O governo brasileiro manifesta preocupação com o possível surgimento de tensões durante o encontro iminente entre Luiz Inácio Lula da Silva e Donald Trump, previstas para ocorrer na Malásia, durante a cúpula da ASEAN. O temor gira em torno da postura do presidente americano em relação à Venezuela, país que tem sido foco de esforços norte-americanos para combater o narcotráfico e de ações autorizadas da CIA em território venezuelano, segundo declarações recentes de Trump.

Enquanto os Estados Unidos têm adotado uma postura firme, inclusive envolvendo o combate a rotas de drogas oriundas da Venezuela e da Colômbia, o presidente brasileiro tem mantido proximidade com Nicolás Maduro, mesmo que de forma moderada. Essa relação tem gerado críticas de analistas e diplomatas, que veem na postura de Lula um risco de comprometer a credibilidade internacional do Brasil e uma possível tensão com Washington.

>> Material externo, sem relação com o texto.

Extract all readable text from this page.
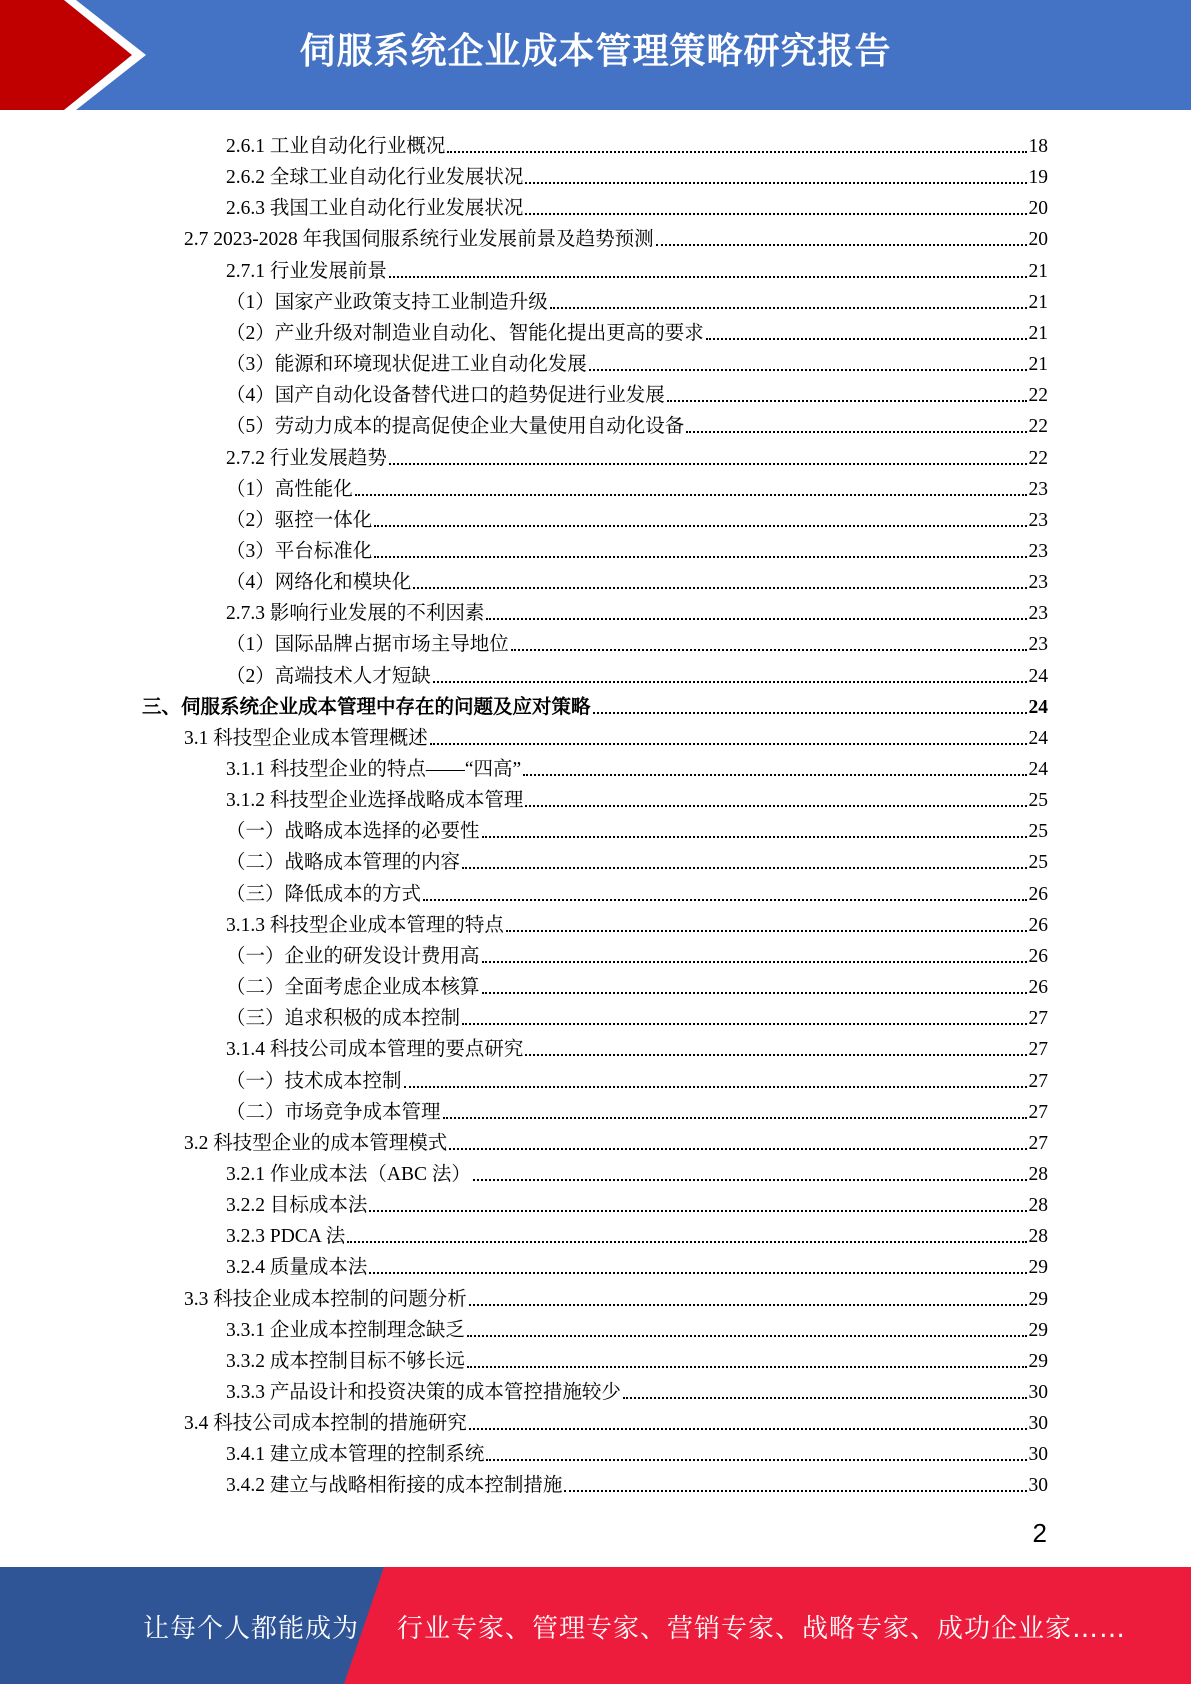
伺服系统企业成本管理策略研究报告
2.6.1 工业自动化行业概况	18
2.6.2 全球工业自动化行业发展状况	19
2.6.3 我国工业自动化行业发展状况	20
2.7 2023-2028 年我国伺服系统行业发展前景及趋势预测	20
2.7.1 行业发展前景	21
（1）国家产业政策支持工业制造升级	21
（2）产业升级对制造业自动化、智能化提出更高的要求	21
（3）能源和环境现状促进工业自动化发展	21
（4）国产自动化设备替代进口的趋势促进行业发展	22
（5）劳动力成本的提高促使企业大量使用自动化设备	22
2.7.2 行业发展趋势	22
（1）高性能化	23
（2）驱控一体化	23
（3）平台标准化	23
（4）网络化和模块化	23
2.7.3 影响行业发展的不利因素	23
（1）国际品牌占据市场主导地位	23
（2）高端技术人才短缺	24
三、伺服系统企业成本管理中存在的问题及应对策略	24
3.1 科技型企业成本管理概述	24
3.1.1 科技型企业的特点——“四高”	24
3.1.2 科技型企业选择战略成本管理	25
（一）战略成本选择的必要性	25
（二）战略成本管理的内容	25
（三）降低成本的方式	26
3.1.3 科技型企业成本管理的特点	26
（一）企业的研发设计费用高	26
（二）全面考虑企业成本核算	26
（三）追求积极的成本控制	27
3.1.4 科技公司成本管理的要点研究	27
（一）技术成本控制	27
（二）市场竞争成本管理	27
3.2 科技型企业的成本管理模式	27
3.2.1 作业成本法（ABC 法）	28
3.2.2 目标成本法	28
3.2.3 PDCA 法	28
3.2.4 质量成本法	29
3.3 科技企业成本控制的问题分析	29
3.3.1 企业成本控制理念缺乏	29
3.3.2 成本控制目标不够长远	29
3.3.3 产品设计和投资决策的成本管控措施较少	30
3.4 科技公司成本控制的措施研究	30
3.4.1 建立成本管理的控制系统	30
3.4.2 建立与战略相衔接的成本控制措施	30
2
让每个人都能成为 行业专家、管理专家、营销专家、战略专家、成功企业家……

O governo teme que Trump possa condicionar acordos comerciais, como a suspensão de tarifas, a um posicionamento firme do Brasil contra o regime de Maduro. Apesar disso, Brasília tem descartado alinhar-se diretamente à agenda americana nesse tema. Ao invés disso, há a possibilidade de que Lula se ofereça como mediador para pacificar as relações entre os EUA e a Venezuela, numa tentativa de equilibrar interesses comerciais e diplomáticos, sem romper relações com Maduro.

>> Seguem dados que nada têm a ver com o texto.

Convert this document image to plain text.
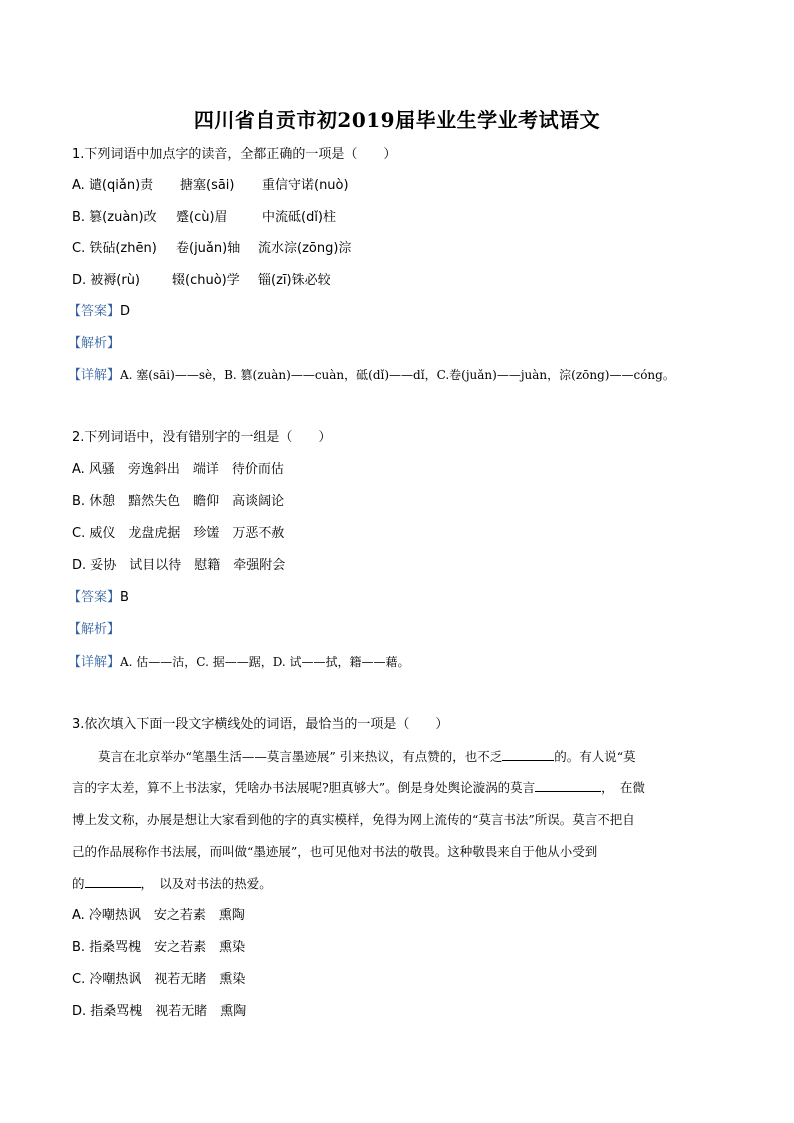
四川省自贡市初2019届毕业生学业考试语文
1.下列词语中加点字的读音，全都正确的一项是（　　）
A. 谴(qiǎn)责 搪塞(sāi) 重信守诺(nuò)
B. 篡(zuàn)改 蹙(cù)眉	中流砥(dǐ)柱
C. 铁砧(zhēn) 卷(juǎn)轴 流水淙(zōng)淙
D. 被褥(rù) 辍(chuò)学 锱(zī)铢必较
【答案】D
【解析】
【详解】A. 塞(sāi)——sè，B. 篡(zuàn)——cuàn，砥(dǐ)——dǐ，C.卷(juǎn)——juàn，淙(zōng)——cóng。
2.下列词语中，没有错别字的一组是（　　）
A. 风骚　旁逸斜出　端详　待价而估
B. 休憩　黯然失色　瞻仰　高谈阔论
C. 威仪　龙盘虎据　珍馐　万恶不赦
D. 妥协　试目以待　慰籍　牵强附会
【答案】B
【解析】
【详解】A. 估——沽，C. 据——踞，D. 试——拭，籍——藉。
3.依次填入下面一段文字横线处的词语，最恰当的一项是（　　）
莫言在北京举办“笔墨生活——莫言墨迹展” 引来热议，有点赞的，也不乏	的。有人说“莫
言的字太差，算不上书法家，凭啥办书法展呢?胆真够大”。倒是身处舆论漩涡的莫言	，　在微
博上发文称，办展是想让大家看到他的字的真实模样，免得为网上流传的“莫言书法”所误。莫言不把自
己的作品展称作书法展，而叫做“墨迹展”，也可见他对书法的敬畏。这种敬畏来自于他从小受到
的	，　以及对书法的热爱。
A. 冷嘲热讽　安之若素　熏陶
B. 指桑骂槐　安之若素　熏染
C. 冷嘲热讽　视若无睹　熏染
D. 指桑骂槐　视若无睹　熏陶
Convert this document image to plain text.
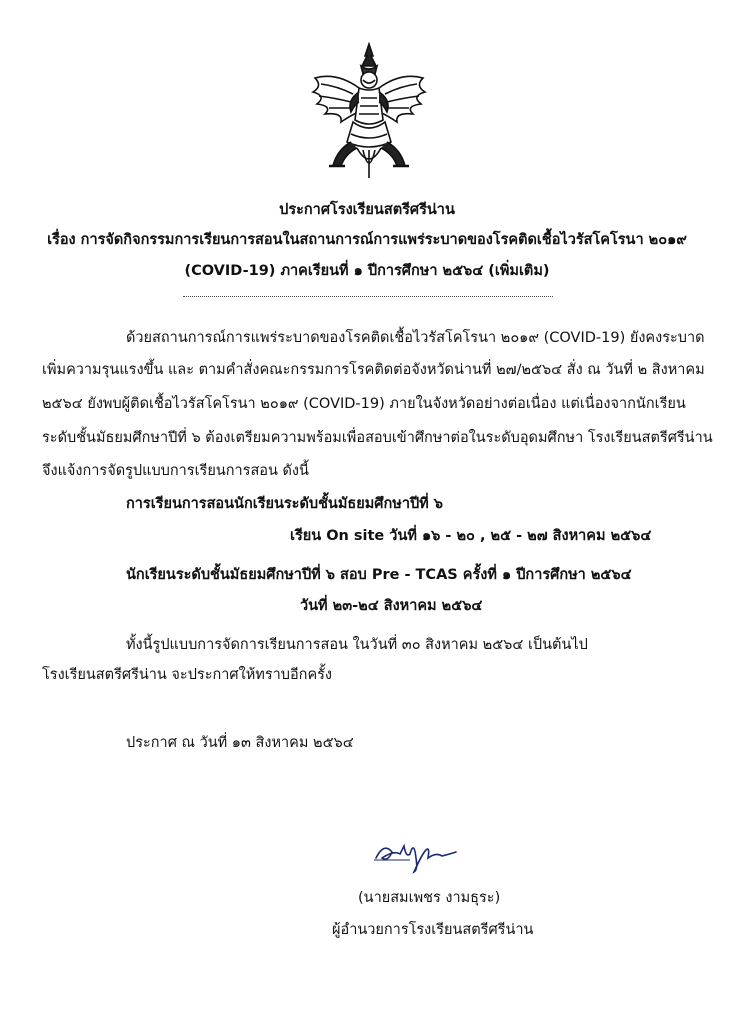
ประกาศโรงเรียนสตรีศรีน่าน
เรื่อง การจัดกิจกรรมการเรียนการสอนในสถานการณ์การแพร่ระบาดของโรคติดเชื้อไวรัสโคโรนา ๒๐๑๙
(COVID-19) ภาคเรียนที่ ๑ ปีการศึกษา ๒๕๖๔ (เพิ่มเติม)
ด้วยสถานการณ์การแพร่ระบาดของโรคติดเชื้อไวรัสโคโรนา ๒๐๑๙ (COVID-19) ยังคงระบาด
เพิ่มความรุนแรงขึ้น และ ตามคำสั่งคณะกรรมการโรคติดต่อจังหวัดน่านที่ ๒๗/๒๕๖๔ สั่ง ณ วันที่ ๒ สิงหาคม
๒๕๖๔ ยังพบผู้ติดเชื้อไวรัสโคโรนา ๒๐๑๙ (COVID-19) ภายในจังหวัดอย่างต่อเนื่อง แต่เนื่องจากนักเรียน
ระดับชั้นมัธยมศึกษาปีที่ ๖ ต้องเตรียมความพร้อมเพื่อสอบเข้าศึกษาต่อในระดับอุดมศึกษา โรงเรียนสตรีศรีน่าน
จึงแจ้งการจัดรูปแบบการเรียนการสอน ดังนี้
การเรียนการสอนนักเรียนระดับชั้นมัธยมศึกษาปีที่ ๖
เรียน On site วันที่ ๑๖ - ๒๐ , ๒๕ - ๒๗ สิงหาคม ๒๕๖๔
นักเรียนระดับชั้นมัธยมศึกษาปีที่ ๖ สอบ Pre - TCAS ครั้งที่ ๑ ปีการศึกษา ๒๕๖๔
วันที่ ๒๓-๒๔ สิงหาคม ๒๕๖๔
ทั้งนี้รูปแบบการจัดการเรียนการสอน ในวันที่ ๓๐ สิงหาคม ๒๕๖๔ เป็นต้นไป
โรงเรียนสตรีศรีน่าน จะประกาศให้ทราบอีกครั้ง
ประกาศ ณ วันที่ ๑๓ สิงหาคม ๒๕๖๔
(นายสมเพชร งามธุระ)
ผู้อำนวยการโรงเรียนสตรีศรีน่าน
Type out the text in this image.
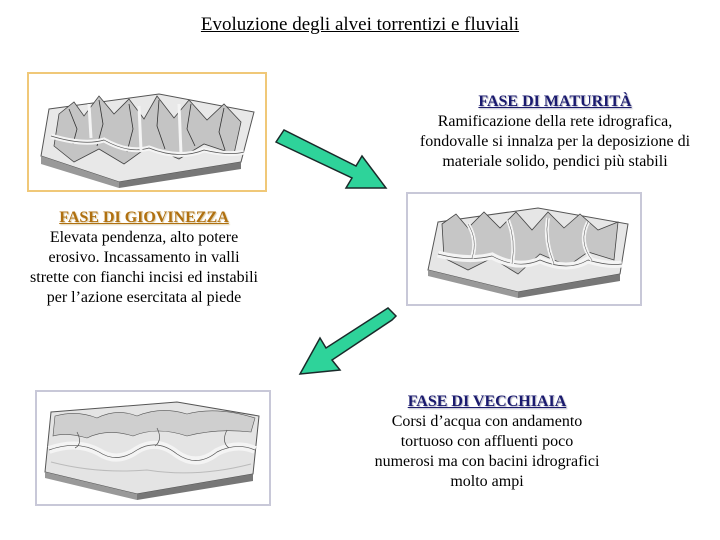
Evoluzione degli alvei torrentizi e fluviali
FASE DI MATURITÀ
Ramificazione della rete idrografica,
fondovalle si innalza per la deposizione di
materiale solido, pendici più stabili
FASE DI GIOVINEZZA
Elevata pendenza, alto potere
erosivo. Incassamento in valli
strette con fianchi incisi ed instabili
per l’azione esercitata al piede
FASE DI VECCHIAIA
Corsi d’acqua con andamento
tortuoso con affluenti poco
numerosi ma con bacini idrografici
molto ampi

Especialistas em relações internacionais apontam que a postura brasileira — de aproximação com um regime ditatorial enquanto busca conciliar interesses comerciais com os Estados Unidos — coloca o país em uma posição delicada, sujeita a questionamentos sobre consistência e alinhamento estratégico. A crítica se concentra no fato de que, ao tentar se posicionar como mediador, Lula corre o risco de legitimar publicamente Maduro, cuja administração continua sendo marcada por violação de direitos humanos e crises econômicas.

O encontro entre Lula e Trump será, portanto, observado de perto por governos e mercados internacionais, que avaliarão se o Brasil conseguirá manter uma posição equilibrada ou se a proximidade com o regime venezuelano acabará complicando a diplomacia brasileira e as negociações comerciais em curso.